Under the legendary Jack Welch, GE has been one of the fastest-growing, most profitable and highly rated conglomerates in the world, with a market capitalization in the range of US$250 billion. GE has constantly outperformed its rivals and has consistently topped the polls as the world’s most admired company.

At a time when many firms have focused on only a few core businesses, GE is highly diverse. Between 1981 and 1997, GE made 509 acquisitions worth US$21 billion. Its businesses are as varied as light bulbs, home appliances, jet engines and financial services. GE has also successfully managed multiple brands simultaneously and chosen to maintain separate identities for their acquired brands, such as Hotpoint, NBC and RCA.

Many commentators have tried to explain the success of GE. Most agree that major factors are the management style of Jack Welch, and the importance of the mission and principles which guide the businesses and the managers. These principles are few:

Be number one or two in the market in every business. GE is no. 1, not just in market share, but in expanding the scope of its markets. (GE later relaxed this principle).

Share and adopt successful new ideas across businesses; the pursuit of ‘boundarylessness’. A business CEO is expected to try out ideas successful in other GE businesses and to promote the sharing of successful ideas from his/her own business. Groups of employees from all levels regularly meet to propose means of improving efficiency and solving problems. And pay and promotion are tied to boundaryless behavior via the sharing of ideas and transfer of knowledge. GE’s success appears to be rooted in Welch’s movement of ideas and also management talent around a diverse corporation.

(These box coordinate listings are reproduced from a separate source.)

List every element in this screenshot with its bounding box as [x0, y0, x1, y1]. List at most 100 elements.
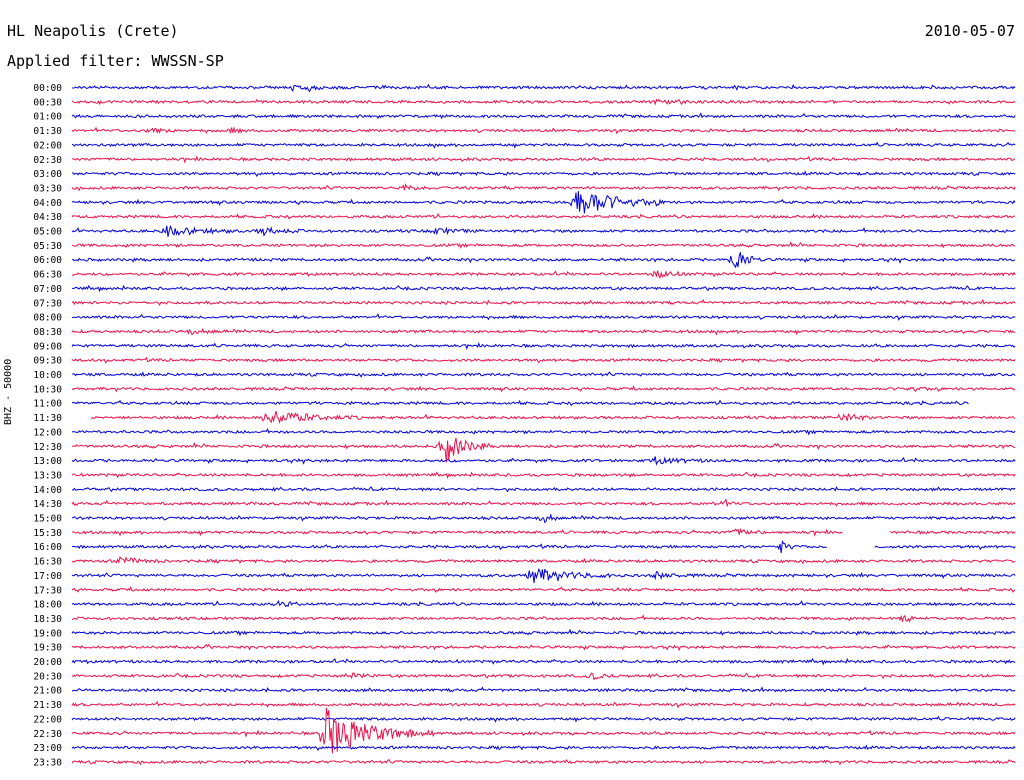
trace-row [71, 586, 1016, 593]
tick-label: 05:30 [33, 241, 62, 252]
trace-row [71, 241, 1016, 250]
trace-row [72, 686, 1016, 693]
tick-label: 19:30 [33, 643, 62, 654]
tick-label: 18:00 [33, 600, 62, 611]
trace-row [71, 628, 1016, 637]
trace-row [71, 191, 1016, 214]
date-label: 2010-05-07 [924, 22, 1015, 40]
tick-label: 19:00 [33, 628, 62, 639]
tick-label: 12:00 [33, 427, 62, 438]
trace-row [71, 437, 1016, 463]
time-tick-labels: 00:00 00:30 01:00 01:30 02:00 02:30 03:00 03:30… [33, 83, 62, 768]
seismic-traces [71, 83, 1016, 766]
trace-row [71, 555, 1016, 565]
trace-row [71, 707, 1016, 754]
trace-row [71, 715, 1016, 723]
tick-label: 22:30 [33, 729, 62, 740]
trace-row [71, 371, 1016, 378]
station-title: HL Neapolis (Crete) [7, 22, 179, 40]
tick-label: 18:30 [33, 614, 62, 625]
trace-row [71, 471, 1016, 479]
trace-row [71, 183, 1016, 192]
trace-row [71, 170, 1016, 177]
tick-label: 00:30 [33, 97, 62, 108]
trace-row [71, 672, 1016, 681]
tick-label: 09:00 [33, 341, 62, 352]
tick-label: 13:30 [33, 470, 62, 481]
tick-label: 10:00 [33, 370, 62, 381]
tick-label: 13:00 [33, 456, 62, 467]
tick-label: 04:00 [33, 198, 62, 209]
trace-row [71, 758, 1016, 766]
trace-row [71, 657, 1016, 666]
tick-label: 09:30 [33, 356, 62, 367]
tick-label: 17:00 [33, 571, 62, 582]
trace-row [71, 456, 1016, 466]
trace-row [71, 599, 1016, 608]
trace-row [71, 141, 1016, 149]
trace-row [71, 399, 969, 407]
tick-label: 23:00 [33, 743, 62, 754]
trace-row [71, 643, 1016, 652]
trace-row [71, 284, 1016, 293]
tick-label: 10:30 [33, 384, 62, 395]
trace-row [71, 744, 1016, 751]
trace-row [71, 155, 1016, 164]
tick-label: 02:00 [33, 140, 62, 151]
tick-label: 08:30 [33, 327, 62, 338]
trace-row [71, 498, 1016, 508]
tick-label: 07:30 [33, 298, 62, 309]
trace-row [71, 224, 1016, 237]
tick-label: 17:30 [33, 585, 62, 596]
trace-row [71, 212, 1016, 220]
trace-row [71, 513, 1016, 524]
trace-row [71, 313, 1016, 321]
tick-label: 02:30 [33, 155, 62, 166]
trace-row [71, 356, 1016, 364]
tick-label: 03:30 [33, 183, 62, 194]
filter-label: Applied filter: WWSSN-SP [7, 52, 224, 70]
tick-label: 01:30 [33, 126, 62, 137]
tick-label: 06:00 [33, 255, 62, 266]
tick-label: 00:00 [33, 83, 62, 94]
trace-row [90, 411, 1016, 425]
trace-row [71, 98, 1016, 106]
trace-row [71, 385, 1016, 393]
tick-label: 14:30 [33, 499, 62, 510]
trace-row [71, 486, 1016, 493]
tick-label: 21:00 [33, 686, 62, 697]
trace-row [71, 126, 1016, 135]
trace-row [71, 700, 1016, 709]
tick-label: 15:30 [33, 528, 62, 539]
tick-label: 20:30 [33, 671, 62, 682]
tick-label: 12:30 [33, 442, 62, 453]
tick-label: 16:00 [33, 542, 62, 553]
tick-label: 11:30 [33, 413, 62, 424]
tick-label: 06:30 [33, 270, 62, 281]
tick-label: 11:00 [33, 399, 62, 410]
tick-label: 01:00 [33, 112, 62, 123]
tick-label: 16:30 [33, 557, 62, 568]
tick-label: 08:00 [33, 313, 62, 324]
tick-label: 07:00 [33, 284, 62, 295]
tick-label: 04:30 [33, 212, 62, 223]
trace-row [71, 540, 1016, 554]
trace-row [71, 427, 1016, 436]
trace-row [71, 342, 1016, 351]
trace-row [71, 83, 1016, 93]
trace-row [71, 327, 1016, 336]
tick-label: 05:00 [33, 227, 62, 238]
trace-row [71, 252, 1016, 269]
trace-row [71, 270, 1016, 280]
tick-label: 14:00 [33, 485, 62, 496]
tick-label: 03:00 [33, 169, 62, 180]
trace-row [71, 298, 1016, 306]
trace-row [72, 528, 1016, 537]
tick-label: 21:30 [33, 700, 62, 711]
trace-row [71, 614, 1016, 623]
tick-label: 20:00 [33, 657, 62, 668]
tick-label: 23:30 [33, 757, 62, 768]
tick-label: 22:00 [33, 714, 62, 725]
trace-row [71, 112, 1016, 120]
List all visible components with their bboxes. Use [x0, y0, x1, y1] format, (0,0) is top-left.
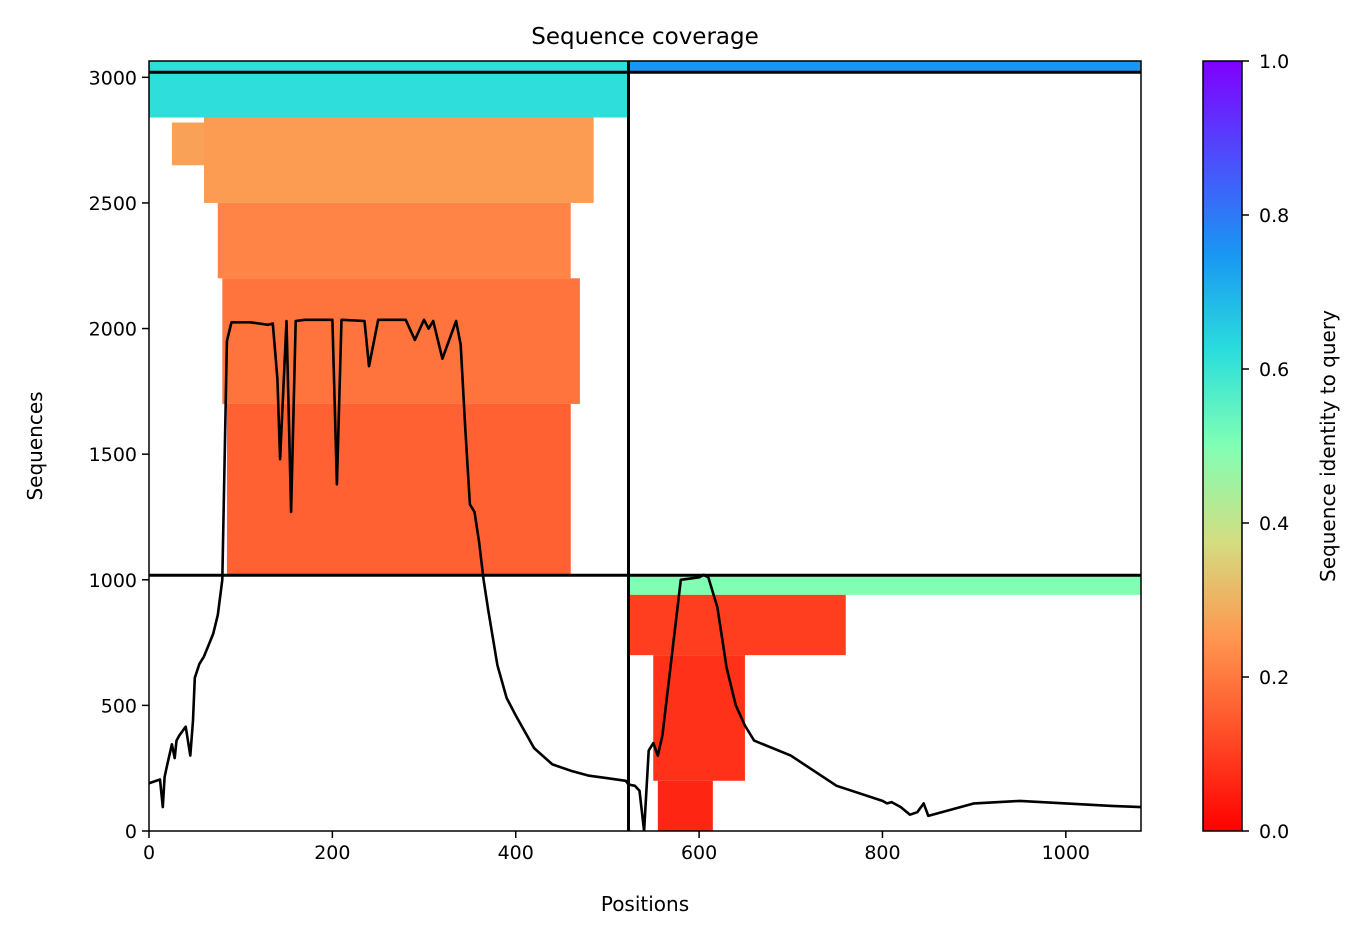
- heatmap-region: [222, 278, 580, 404]
- heatmap-region: [653, 655, 745, 781]
- coverage-line-layer: [149, 318, 1141, 831]
- heatmap-region: [628, 61, 1141, 73]
- x-tick-label: 600: [681, 842, 717, 864]
- coverage-line: [149, 318, 1141, 831]
- colorbar-tick-label: 0.0: [1259, 821, 1289, 843]
- x-tick-label: 1000: [1042, 842, 1090, 864]
- colorbar-ticks: 0.0 0.2 0.4 0.6 0.8 1.0: [1242, 51, 1289, 843]
- heatmap-region: [226, 403, 571, 576]
- y-tick-label: 1000: [89, 570, 137, 592]
- heatmap-region: [217, 202, 571, 279]
- y-tick-label: 500: [101, 695, 137, 717]
- heatmap-region: [657, 780, 713, 831]
- y-tick-label: 1500: [89, 444, 137, 466]
- y-tick-label: 0: [125, 821, 137, 843]
- x-tick-label: 400: [498, 842, 534, 864]
- chart-title: Sequence coverage: [531, 24, 759, 50]
- heatmap-region: [149, 61, 629, 118]
- heatmap-regions: [149, 61, 1141, 831]
- colorbar-tick-label: 0.6: [1259, 359, 1289, 381]
- colorbar-tick-label: 1.0: [1259, 51, 1289, 73]
- colorbar-label: Sequence identity to query: [1316, 310, 1340, 582]
- y-tick-label: 3000: [89, 67, 137, 89]
- x-axis-label: Positions: [601, 892, 689, 916]
- colorbar: [1202, 60, 1243, 832]
- x-tick-label: 0: [143, 842, 155, 864]
- y-tick-label: 2500: [89, 193, 137, 215]
- y-axis-label: Sequences: [23, 391, 47, 500]
- plot-frame: [148, 60, 1142, 832]
- y-tick-label: 2000: [89, 319, 137, 341]
- chain-boundaries: [149, 61, 1141, 831]
- heatmap-region: [171, 122, 205, 166]
- x-axis: 0 200 400 600 800 1000: [143, 831, 1090, 864]
- x-tick-label: 200: [314, 842, 350, 864]
- heatmap-region: [204, 117, 594, 203]
- y-axis: 0 500 1000 1500 2000 2500 3000: [89, 67, 149, 843]
- colorbar-tick-label: 0.4: [1259, 513, 1289, 535]
- colorbar-tick-label: 0.2: [1259, 667, 1289, 689]
- heatmap-region: [628, 594, 846, 656]
- x-tick-label: 800: [864, 842, 900, 864]
- heatmap-region: [628, 575, 1141, 595]
- colorbar-tick-label: 0.8: [1259, 205, 1289, 227]
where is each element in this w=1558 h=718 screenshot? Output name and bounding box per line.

Challenge and question the status quo. Welch regularly meets with his managers and insists that they challenge him about his policies and initiatives; this is filtered down the corporation by sessions of lower-level employees questioning their managers face-to-face.

These principles provide challenging, even ambiguous, demands on management. A business CEO may naturally wish to focus on that business rather than spending time and effort sharing ideas across businesses, experimenting with the ideas of other businesses, or being challenged about bases of success. However, it is not enough for the CEO to point to high business performance; sharing is seen as equally important even if potentially time consuming. Nor can managers claim that the requirement for sharing is an excuse for poor performance of their business; Welch’s management control systems required high levels of performance in terms of market share, financial targets and shareholder value.